The prosecutor also cited a text message sent after Charles Vallow died in which Lori Vallow Daybell told Chad Daybell that Charles had changed his life insurance policy without her knowing it, removing her as the main beneficiary.
The message was "a confession by Lori of how religion and money were twisted to justify Charles's murder," Kay said.
The prosecution's first witnesses included members of the Chandler Fire Department, who described being called to a home in Chandler, Ariz., where Charles Vallow had been shot in the chest. They testified that they performed CPR on Vallow, but stopped after no pulse or heartbeat could be restored.
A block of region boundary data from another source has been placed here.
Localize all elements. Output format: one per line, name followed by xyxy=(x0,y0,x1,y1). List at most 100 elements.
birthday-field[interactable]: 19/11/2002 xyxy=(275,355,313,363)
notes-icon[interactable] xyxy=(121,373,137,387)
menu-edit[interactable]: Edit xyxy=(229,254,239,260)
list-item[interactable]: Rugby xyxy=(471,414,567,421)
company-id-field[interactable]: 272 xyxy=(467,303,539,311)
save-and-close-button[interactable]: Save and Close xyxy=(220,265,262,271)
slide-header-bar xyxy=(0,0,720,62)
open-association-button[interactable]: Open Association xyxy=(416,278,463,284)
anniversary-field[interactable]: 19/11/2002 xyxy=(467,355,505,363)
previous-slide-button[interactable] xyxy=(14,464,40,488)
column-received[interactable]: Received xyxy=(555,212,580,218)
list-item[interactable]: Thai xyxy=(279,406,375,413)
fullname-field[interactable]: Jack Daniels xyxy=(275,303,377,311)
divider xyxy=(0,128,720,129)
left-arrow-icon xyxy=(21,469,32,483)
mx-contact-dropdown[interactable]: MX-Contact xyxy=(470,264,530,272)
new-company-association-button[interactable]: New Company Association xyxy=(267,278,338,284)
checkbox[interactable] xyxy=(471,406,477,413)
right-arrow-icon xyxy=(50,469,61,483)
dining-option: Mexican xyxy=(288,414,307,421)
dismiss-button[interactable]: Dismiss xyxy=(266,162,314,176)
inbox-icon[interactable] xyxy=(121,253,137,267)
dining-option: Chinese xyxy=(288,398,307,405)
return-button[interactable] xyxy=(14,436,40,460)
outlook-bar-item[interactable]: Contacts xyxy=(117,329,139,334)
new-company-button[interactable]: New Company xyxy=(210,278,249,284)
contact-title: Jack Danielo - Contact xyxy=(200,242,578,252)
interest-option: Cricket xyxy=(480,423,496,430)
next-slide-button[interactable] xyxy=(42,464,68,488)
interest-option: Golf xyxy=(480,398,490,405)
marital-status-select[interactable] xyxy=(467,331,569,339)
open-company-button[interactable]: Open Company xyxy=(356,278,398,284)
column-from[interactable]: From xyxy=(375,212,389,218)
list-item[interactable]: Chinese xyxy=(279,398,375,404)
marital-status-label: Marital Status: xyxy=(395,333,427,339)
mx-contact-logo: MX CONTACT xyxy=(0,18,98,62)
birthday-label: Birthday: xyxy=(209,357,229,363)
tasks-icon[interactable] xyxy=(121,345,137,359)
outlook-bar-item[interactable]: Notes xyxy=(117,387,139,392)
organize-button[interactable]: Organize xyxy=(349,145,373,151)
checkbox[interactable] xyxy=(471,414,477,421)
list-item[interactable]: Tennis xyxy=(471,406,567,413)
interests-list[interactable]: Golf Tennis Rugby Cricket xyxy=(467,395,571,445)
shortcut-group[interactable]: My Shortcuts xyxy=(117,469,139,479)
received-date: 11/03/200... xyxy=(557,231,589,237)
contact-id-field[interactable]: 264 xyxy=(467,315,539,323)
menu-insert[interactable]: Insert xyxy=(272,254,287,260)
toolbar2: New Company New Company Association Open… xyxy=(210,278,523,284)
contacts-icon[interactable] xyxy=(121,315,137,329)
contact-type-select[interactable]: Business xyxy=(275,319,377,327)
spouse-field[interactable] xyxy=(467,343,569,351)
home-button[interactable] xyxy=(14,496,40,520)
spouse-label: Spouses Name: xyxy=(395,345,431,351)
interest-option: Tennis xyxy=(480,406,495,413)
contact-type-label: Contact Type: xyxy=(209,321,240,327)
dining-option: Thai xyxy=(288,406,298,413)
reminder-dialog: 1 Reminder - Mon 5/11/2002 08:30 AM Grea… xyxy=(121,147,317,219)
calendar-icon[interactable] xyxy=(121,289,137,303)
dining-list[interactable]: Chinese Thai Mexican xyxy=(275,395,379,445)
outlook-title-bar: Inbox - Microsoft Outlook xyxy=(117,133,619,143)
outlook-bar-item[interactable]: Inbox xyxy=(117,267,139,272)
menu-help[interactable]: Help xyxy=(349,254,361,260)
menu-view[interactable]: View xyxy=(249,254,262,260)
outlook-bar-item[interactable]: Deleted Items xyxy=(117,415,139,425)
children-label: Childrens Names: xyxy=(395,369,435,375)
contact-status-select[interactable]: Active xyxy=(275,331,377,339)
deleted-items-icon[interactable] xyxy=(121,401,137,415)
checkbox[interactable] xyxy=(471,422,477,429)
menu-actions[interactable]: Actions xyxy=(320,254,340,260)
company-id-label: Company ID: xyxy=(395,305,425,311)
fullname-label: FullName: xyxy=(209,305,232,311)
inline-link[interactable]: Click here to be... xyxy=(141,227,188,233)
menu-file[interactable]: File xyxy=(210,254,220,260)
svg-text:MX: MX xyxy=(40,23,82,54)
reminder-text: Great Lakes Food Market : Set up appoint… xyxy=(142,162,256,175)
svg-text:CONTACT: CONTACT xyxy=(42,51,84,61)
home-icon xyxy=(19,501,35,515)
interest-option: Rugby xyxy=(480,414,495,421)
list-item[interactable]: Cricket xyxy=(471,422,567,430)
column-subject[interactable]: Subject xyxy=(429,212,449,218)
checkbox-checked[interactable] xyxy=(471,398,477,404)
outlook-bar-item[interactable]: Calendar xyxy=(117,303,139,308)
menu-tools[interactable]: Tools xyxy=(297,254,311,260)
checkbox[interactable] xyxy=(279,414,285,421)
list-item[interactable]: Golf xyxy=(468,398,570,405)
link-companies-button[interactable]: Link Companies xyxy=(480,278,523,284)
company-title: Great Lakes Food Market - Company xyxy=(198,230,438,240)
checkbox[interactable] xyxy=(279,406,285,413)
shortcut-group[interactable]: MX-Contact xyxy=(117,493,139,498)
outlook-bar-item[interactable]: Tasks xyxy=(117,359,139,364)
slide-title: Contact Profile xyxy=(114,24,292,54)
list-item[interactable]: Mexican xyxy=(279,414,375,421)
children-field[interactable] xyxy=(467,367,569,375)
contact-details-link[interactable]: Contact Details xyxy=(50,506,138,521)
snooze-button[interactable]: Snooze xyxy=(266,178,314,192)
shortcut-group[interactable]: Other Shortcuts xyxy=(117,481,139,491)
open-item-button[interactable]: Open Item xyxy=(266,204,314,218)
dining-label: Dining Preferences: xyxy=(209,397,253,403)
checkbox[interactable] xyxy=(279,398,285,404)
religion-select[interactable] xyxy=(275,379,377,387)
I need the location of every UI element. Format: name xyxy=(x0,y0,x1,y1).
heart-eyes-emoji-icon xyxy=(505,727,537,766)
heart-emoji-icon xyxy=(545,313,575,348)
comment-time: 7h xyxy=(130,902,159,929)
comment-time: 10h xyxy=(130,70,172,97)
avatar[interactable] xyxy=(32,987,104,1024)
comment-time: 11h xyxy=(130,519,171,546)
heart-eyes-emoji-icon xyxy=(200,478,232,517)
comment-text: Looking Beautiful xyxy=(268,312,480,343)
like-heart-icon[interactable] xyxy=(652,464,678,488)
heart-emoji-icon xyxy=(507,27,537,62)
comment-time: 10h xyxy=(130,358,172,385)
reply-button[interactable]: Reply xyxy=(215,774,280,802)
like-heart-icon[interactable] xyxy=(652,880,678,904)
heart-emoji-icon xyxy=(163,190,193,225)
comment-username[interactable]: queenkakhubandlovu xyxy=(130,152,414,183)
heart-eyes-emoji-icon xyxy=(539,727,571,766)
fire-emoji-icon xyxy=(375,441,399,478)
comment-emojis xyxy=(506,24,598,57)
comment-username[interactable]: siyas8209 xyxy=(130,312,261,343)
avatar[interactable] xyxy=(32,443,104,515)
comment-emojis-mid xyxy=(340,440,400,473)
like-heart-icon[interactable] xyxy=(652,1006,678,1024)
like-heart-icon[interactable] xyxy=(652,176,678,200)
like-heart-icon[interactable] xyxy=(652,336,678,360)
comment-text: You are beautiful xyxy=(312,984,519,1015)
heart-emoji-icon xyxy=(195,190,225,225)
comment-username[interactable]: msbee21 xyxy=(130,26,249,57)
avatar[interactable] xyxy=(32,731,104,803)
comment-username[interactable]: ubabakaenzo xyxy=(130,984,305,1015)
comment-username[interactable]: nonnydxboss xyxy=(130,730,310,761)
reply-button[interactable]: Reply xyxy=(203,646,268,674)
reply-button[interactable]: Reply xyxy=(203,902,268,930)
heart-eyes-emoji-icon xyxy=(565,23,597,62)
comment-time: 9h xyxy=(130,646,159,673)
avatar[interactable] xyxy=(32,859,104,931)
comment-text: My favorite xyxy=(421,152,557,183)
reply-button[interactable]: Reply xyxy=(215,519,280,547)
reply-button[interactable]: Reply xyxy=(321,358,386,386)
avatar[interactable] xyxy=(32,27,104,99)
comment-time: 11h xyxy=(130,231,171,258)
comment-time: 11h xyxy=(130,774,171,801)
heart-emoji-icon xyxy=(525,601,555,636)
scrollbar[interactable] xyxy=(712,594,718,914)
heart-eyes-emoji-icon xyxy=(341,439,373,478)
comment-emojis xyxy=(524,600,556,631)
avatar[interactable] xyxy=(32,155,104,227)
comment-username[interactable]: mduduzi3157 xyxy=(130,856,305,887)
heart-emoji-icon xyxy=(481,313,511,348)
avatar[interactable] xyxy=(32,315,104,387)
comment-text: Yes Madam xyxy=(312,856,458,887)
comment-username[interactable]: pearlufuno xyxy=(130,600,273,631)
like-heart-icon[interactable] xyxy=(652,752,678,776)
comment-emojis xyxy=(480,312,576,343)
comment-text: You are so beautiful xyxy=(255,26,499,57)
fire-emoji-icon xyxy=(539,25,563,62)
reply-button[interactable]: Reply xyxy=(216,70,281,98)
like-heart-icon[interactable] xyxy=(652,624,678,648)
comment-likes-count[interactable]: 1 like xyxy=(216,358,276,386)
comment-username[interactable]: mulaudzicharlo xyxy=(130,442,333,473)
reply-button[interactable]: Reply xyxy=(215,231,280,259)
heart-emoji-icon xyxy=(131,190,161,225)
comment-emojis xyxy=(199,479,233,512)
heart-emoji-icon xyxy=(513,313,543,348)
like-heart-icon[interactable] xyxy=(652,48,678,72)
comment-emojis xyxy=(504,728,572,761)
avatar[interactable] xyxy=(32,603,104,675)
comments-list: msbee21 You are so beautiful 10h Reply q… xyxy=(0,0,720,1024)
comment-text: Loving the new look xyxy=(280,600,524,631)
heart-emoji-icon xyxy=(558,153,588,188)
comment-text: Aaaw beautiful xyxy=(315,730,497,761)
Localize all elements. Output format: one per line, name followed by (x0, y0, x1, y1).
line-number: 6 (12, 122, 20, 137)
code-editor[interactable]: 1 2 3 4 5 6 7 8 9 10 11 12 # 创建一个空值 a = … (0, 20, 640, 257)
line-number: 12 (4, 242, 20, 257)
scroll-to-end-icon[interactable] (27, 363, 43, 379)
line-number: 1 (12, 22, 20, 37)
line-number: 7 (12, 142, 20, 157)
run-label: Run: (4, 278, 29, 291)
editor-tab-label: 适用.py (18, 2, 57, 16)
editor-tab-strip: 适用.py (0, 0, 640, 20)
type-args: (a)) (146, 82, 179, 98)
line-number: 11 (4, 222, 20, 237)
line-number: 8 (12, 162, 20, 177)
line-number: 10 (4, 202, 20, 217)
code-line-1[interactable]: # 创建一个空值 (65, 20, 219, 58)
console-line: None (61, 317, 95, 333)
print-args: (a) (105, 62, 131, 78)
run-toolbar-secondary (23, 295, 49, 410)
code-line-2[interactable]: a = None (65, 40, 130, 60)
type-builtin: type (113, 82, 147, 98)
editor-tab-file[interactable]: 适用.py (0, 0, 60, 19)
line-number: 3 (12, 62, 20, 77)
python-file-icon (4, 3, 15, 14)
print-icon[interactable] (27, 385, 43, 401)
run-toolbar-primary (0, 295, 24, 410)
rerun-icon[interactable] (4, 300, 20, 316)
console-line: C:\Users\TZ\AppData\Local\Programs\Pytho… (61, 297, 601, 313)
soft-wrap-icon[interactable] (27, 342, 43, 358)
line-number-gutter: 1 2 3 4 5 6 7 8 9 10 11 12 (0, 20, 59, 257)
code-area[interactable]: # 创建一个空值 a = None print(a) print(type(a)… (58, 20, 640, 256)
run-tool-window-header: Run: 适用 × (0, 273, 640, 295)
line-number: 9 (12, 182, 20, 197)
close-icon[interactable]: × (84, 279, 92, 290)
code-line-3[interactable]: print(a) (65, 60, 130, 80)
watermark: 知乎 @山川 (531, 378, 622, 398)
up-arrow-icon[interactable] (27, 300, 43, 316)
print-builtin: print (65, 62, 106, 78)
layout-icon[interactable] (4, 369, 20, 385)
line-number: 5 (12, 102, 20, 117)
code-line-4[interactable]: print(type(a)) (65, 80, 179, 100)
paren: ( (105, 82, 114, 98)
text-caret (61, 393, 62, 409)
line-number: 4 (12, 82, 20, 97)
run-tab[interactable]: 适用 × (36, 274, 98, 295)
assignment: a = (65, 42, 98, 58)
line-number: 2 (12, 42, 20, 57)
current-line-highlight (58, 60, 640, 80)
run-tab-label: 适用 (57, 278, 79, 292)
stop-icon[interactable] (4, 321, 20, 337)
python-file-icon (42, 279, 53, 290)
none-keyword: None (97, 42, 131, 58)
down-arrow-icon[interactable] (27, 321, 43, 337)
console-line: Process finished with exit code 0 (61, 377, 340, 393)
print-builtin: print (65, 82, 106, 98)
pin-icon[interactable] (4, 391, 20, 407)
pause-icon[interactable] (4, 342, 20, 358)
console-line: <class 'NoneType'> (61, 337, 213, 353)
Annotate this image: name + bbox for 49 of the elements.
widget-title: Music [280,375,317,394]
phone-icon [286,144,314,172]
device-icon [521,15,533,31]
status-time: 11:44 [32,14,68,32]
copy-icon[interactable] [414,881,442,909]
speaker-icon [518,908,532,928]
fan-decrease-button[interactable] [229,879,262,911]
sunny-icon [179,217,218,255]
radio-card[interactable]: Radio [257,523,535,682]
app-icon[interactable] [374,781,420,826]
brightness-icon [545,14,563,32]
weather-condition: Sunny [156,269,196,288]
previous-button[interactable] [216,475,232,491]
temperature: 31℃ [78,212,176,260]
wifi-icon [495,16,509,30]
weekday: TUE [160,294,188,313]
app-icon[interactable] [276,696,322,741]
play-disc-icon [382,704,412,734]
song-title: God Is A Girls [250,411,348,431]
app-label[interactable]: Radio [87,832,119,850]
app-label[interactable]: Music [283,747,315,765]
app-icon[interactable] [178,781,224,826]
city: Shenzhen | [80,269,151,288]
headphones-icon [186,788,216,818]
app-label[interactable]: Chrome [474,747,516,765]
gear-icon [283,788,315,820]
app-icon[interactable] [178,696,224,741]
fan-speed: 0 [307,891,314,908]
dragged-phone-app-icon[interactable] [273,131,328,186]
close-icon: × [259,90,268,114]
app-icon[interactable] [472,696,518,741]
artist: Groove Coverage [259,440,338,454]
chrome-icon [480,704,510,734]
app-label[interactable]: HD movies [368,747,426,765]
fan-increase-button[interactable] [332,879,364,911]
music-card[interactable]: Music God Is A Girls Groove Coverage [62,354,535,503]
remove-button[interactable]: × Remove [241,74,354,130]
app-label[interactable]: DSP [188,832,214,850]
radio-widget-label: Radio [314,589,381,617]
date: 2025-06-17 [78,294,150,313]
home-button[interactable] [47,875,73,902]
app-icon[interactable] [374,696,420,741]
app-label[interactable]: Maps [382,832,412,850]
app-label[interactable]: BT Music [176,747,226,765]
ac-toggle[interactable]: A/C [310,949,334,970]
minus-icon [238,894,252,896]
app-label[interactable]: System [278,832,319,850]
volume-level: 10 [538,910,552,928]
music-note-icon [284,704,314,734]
The trial is expected to last through the middle of May, according to the court's calendar.
Vallow Daybell was found guilty of other murders in 2023
This new trial starts nearly two years after an Idaho jury convicted Vallow Daybell of murdering her two youngest children, Tylee Ryan and Joshua Jaxon "JJ" Vallow, and conspiring to murder Tammy Daybell, Chad's then-wife, who was found dead in her home in October 2019.
Weeks after Tammy's death, Lori Vallow and Chad Daybell married in Hawaii.
Vallow Daybell's children were last seen alive in September 2019 — the same month they moved with their mother from Chandler, Ariz., to Rexburg, Idaho. Their bodies were found months later, buried on Chad Daybell's property in Idaho.
Vallow Daybell was sentenced to multiple life terms in prison without the possibility of parole. She has filed a notice of appeal in that case.
The Maricopa County Attorney's Office initiated the extradition process for Vallow Daybell to face charges in Arizona following her sentence in Idaho.